7 Interesting facts about Cobalt
Interesting facts about cobalt element are mentioned below.
- Cobalt is the name derived from the German word “kobald” (meaning “goblin”).
- The abundance of cobalt in earth’s crust is around 25 ppm (parts per million) by weight. 
- Cobalt is one of the few metals that are naturally magnetic. Also cobalt can maintain the magnetism at high temperatures.
- Africa is the leading producer of cobalt in the world.
- Cobalt is also present in the human body, but its excess amount can be dangerous.
- Around 30% of cobalt produced nowadays is used in ceramics industries as well as paints industries.

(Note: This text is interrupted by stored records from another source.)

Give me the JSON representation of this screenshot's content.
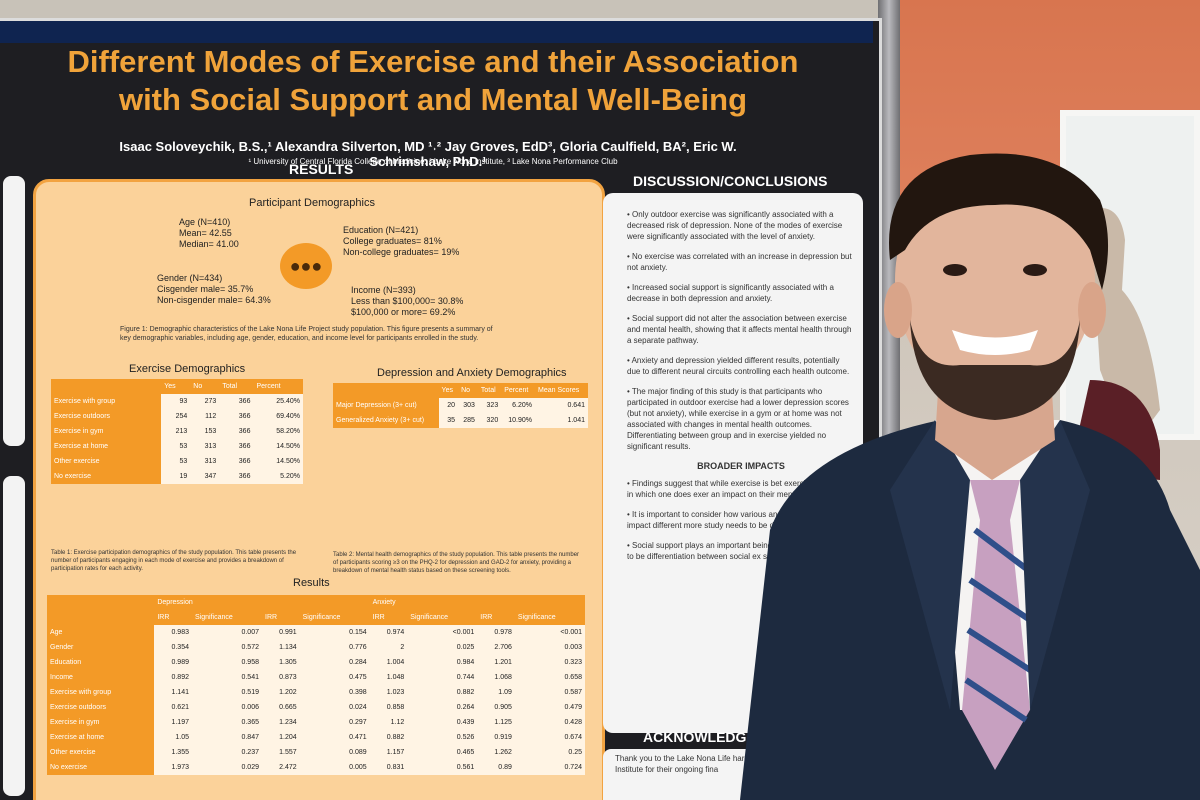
{
  "poster": {
    "title": "Different Modes of Exercise and their Association with Social Support and Mental Well-Being",
    "authors": "Isaac Soloveychik, B.S.,¹ Alexandra Silverton, MD ¹˒² Jay Groves, EdD³, Gloria Caulfield, BA², Eric W. Schrimshaw, PhD.¹",
    "affiliations": "¹ University of Central Florida College of Medicine, ² Lake Nona Institute, ³ Lake Nona Performance Club",
    "results_heading": "RESULTS",
    "demographics": {
      "title": "Participant Demographics",
      "age": "Age (N=410)",
      "age_mean": "Mean= 42.55",
      "age_median": "Median= 41.00",
      "education": "Education (N=421)",
      "edu_college": "College graduates= 81%",
      "edu_noncollege": "Non-college graduates= 19%",
      "gender": "Gender (N=434)",
      "gender_cis": "Cisgender male= 35.7%",
      "gender_noncis": "Non-cisgender male= 64.3%",
      "income": "Income (N=393)",
      "income_low": "Less than $100,000= 30.8%",
      "income_high": "$100,000 or more= 69.2%",
      "figure_caption": "Figure 1: Demographic characteristics of the Lake Nona Life Project study population. This figure presents a summary of key demographic variables, including age, gender, education, and income level for participants enrolled in the study."
    },
    "exercise_table": {
      "title": "Exercise Demographics",
      "headers": [
        "",
        "Yes",
        "No",
        "Total",
        "Percent"
      ],
      "rows": [
        [
          "Exercise with group",
          "93",
          "273",
          "366",
          "25.40%"
        ],
        [
          "Exercise outdoors",
          "254",
          "112",
          "366",
          "69.40%"
        ],
        [
          "Exercise in gym",
          "213",
          "153",
          "366",
          "58.20%"
        ],
        [
          "Exercise at home",
          "53",
          "313",
          "366",
          "14.50%"
        ],
        [
          "Other exercise",
          "53",
          "313",
          "366",
          "14.50%"
        ],
        [
          "No exercise",
          "19",
          "347",
          "366",
          "5.20%"
        ]
      ],
      "caption": "Table 1: Exercise participation demographics of the study population. This table presents the number of participants engaging in each mode of exercise and provides a breakdown of participation rates for each activity."
    },
    "depression_table": {
      "title": "Depression and Anxiety Demographics",
      "headers": [
        "",
        "Yes",
        "No",
        "Total",
        "Percent",
        "Mean Scores"
      ],
      "rows": [
        [
          "Major Depression (3+ cut)",
          "20",
          "303",
          "323",
          "6.20%",
          "0.641"
        ],
        [
          "Generalized Anxiety (3+ cut)",
          "35",
          "285",
          "320",
          "10.90%",
          "1.041"
        ]
      ],
      "caption": "Table 2: Mental health demographics of the study population. This table presents the number of participants scoring ≥3 on the PHQ-2 for depression and GAD-2 for anxiety, providing a breakdown of mental health status based on these screening tools."
    },
    "results_table": {
      "title": "Results",
      "group_headers": [
        "Depression",
        "Anxiety"
      ],
      "headers": [
        "",
        "IRR",
        "Significance",
        "IRR",
        "Significance",
        "IRR",
        "Significance",
        "IRR",
        "Significance"
      ],
      "rows": [
        [
          "Age",
          "0.983",
          "0.007",
          "0.991",
          "0.154",
          "0.974",
          "<0.001",
          "0.978",
          "<0.001"
        ],
        [
          "Gender",
          "0.354",
          "0.572",
          "1.134",
          "0.776",
          "2",
          "0.025",
          "2.706",
          "0.003"
        ],
        [
          "Education",
          "0.989",
          "0.958",
          "1.305",
          "0.284",
          "1.004",
          "0.984",
          "1.201",
          "0.323"
        ],
        [
          "Income",
          "0.892",
          "0.541",
          "0.873",
          "0.475",
          "1.048",
          "0.744",
          "1.068",
          "0.658"
        ],
        [
          "Exercise with group",
          "1.141",
          "0.519",
          "1.202",
          "0.398",
          "1.023",
          "0.882",
          "1.09",
          "0.587"
        ],
        [
          "Exercise outdoors",
          "0.621",
          "0.006",
          "0.665",
          "0.024",
          "0.858",
          "0.264",
          "0.905",
          "0.479"
        ],
        [
          "Exercise in gym",
          "1.197",
          "0.365",
          "1.234",
          "0.297",
          "1.12",
          "0.439",
          "1.125",
          "0.428"
        ],
        [
          "Exercise at home",
          "1.05",
          "0.847",
          "1.204",
          "0.471",
          "0.882",
          "0.526",
          "0.919",
          "0.674"
        ],
        [
          "Other exercise",
          "1.355",
          "0.237",
          "1.557",
          "0.089",
          "1.157",
          "0.465",
          "1.262",
          "0.25"
        ],
        [
          "No exercise",
          "1.973",
          "0.029",
          "2.472",
          "0.005",
          "0.831",
          "0.561",
          "0.89",
          "0.724"
        ]
      ]
    },
    "discussion": {
      "heading": "DISCUSSION/CONCLUSIONS",
      "points": [
        "Only outdoor exercise was significantly associated with a decreased risk of depression. None of the modes of exercise were significantly associated with the level of anxiety.",
        "No exercise was correlated with an increase in depression but not anxiety.",
        "Increased social support is significantly associated with a decrease in both depression and anxiety.",
        "Social support did not alter the association between exercise and mental health, showing that it affects mental health through a separate pathway.",
        "Anxiety and depression yielded different results, potentially due to different neural circuits controlling each health outcome.",
        "The major finding of this study is that participants who participated in outdoor exercise had a lower depression scores (but not anxiety), while exercise in a gym or at home was not associated with changes in mental health outcomes. Differentiating between group and in exercise yielded no significant results."
      ],
      "broader_heading": "BROADER IMPACTS",
      "broader_points": [
        "Findings suggest that while exercise is bet exercise, the mode in which one does exer an impact on their mental well-being.",
        "It is important to consider how various and their sociability impact different more study needs to be done to diff effects.",
        "Social support plays an important being, and more work needs to be differentiation between social ex support."
      ]
    },
    "acknowledgements": {
      "heading": "ACKNOWLEDG",
      "text": "Thank you to the Lake Nona Life hard work in implementing thi Institute for their ongoing fina"
    }
  }
}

- Cobalt is obtained as a byproduct while mining other metals (especially copper and nickel).
Properties of Cobalt
The physical and chemical properties of cobalt element are mentioned below.
Physical properties of Cobalt
Physical properties of cobalt are mentioned below.
- Cobalt is a transition metal having bluish lustrous grey metallic surface.
- The melting point of cobalt is 1495 °C and its boiling point is 2927 °C.
- There are various synthetic isotopes of cobalt, but the most abundant naturally occurring stable isotope is the 59Co.
- The atomic mass of cobalt is 58.933 u and its density is 8.9 g/cm3.
Chemical properties of Cobalt
Chemical properties of cobalt are mentioned below.
- As cobalt is fairly reactive, it is not found in a free state in nature. But it is always found as a compound with other elements.
- If cobalt is kept open in the air, it slowly reacts with the oxygen of the air and forms cobalt oxide.
- Cobalt has incomplete d-orbitals. Hence it is classified as a transition metal on the periodic table.
Uses of Cobalt
Uses of cobalt are mentioned below.
- Cobalt is used mainly as an alloying element in manufacturing of superalloys which possess anticorrosive properties as well as they are also stable at higher temperature.
- Cobalt is used in manufacturing inks, glass, paints that require a blue colouring agent.
- When cobalt combines with other elements, it can give other different colors. So it is used as a coloring agent in manufacturing various other materials.
- Cobalt has a property to maintain its magnetism even at higher temperatures. Hence cobalt is used to make magnets for generators, drives, and other devices that are subjected to higher temperature.
- Cobalt is also used in making rechargeable batteries.
- The alloys used for manufacturing aircraft engine parts need to be strong and heat resistant. So for such purposes, cobalt is used as an alloying metal for preparing such alloys.
- Radioactive isotope of cobalt (60Co) is used in medical applications to treat cancer tumors.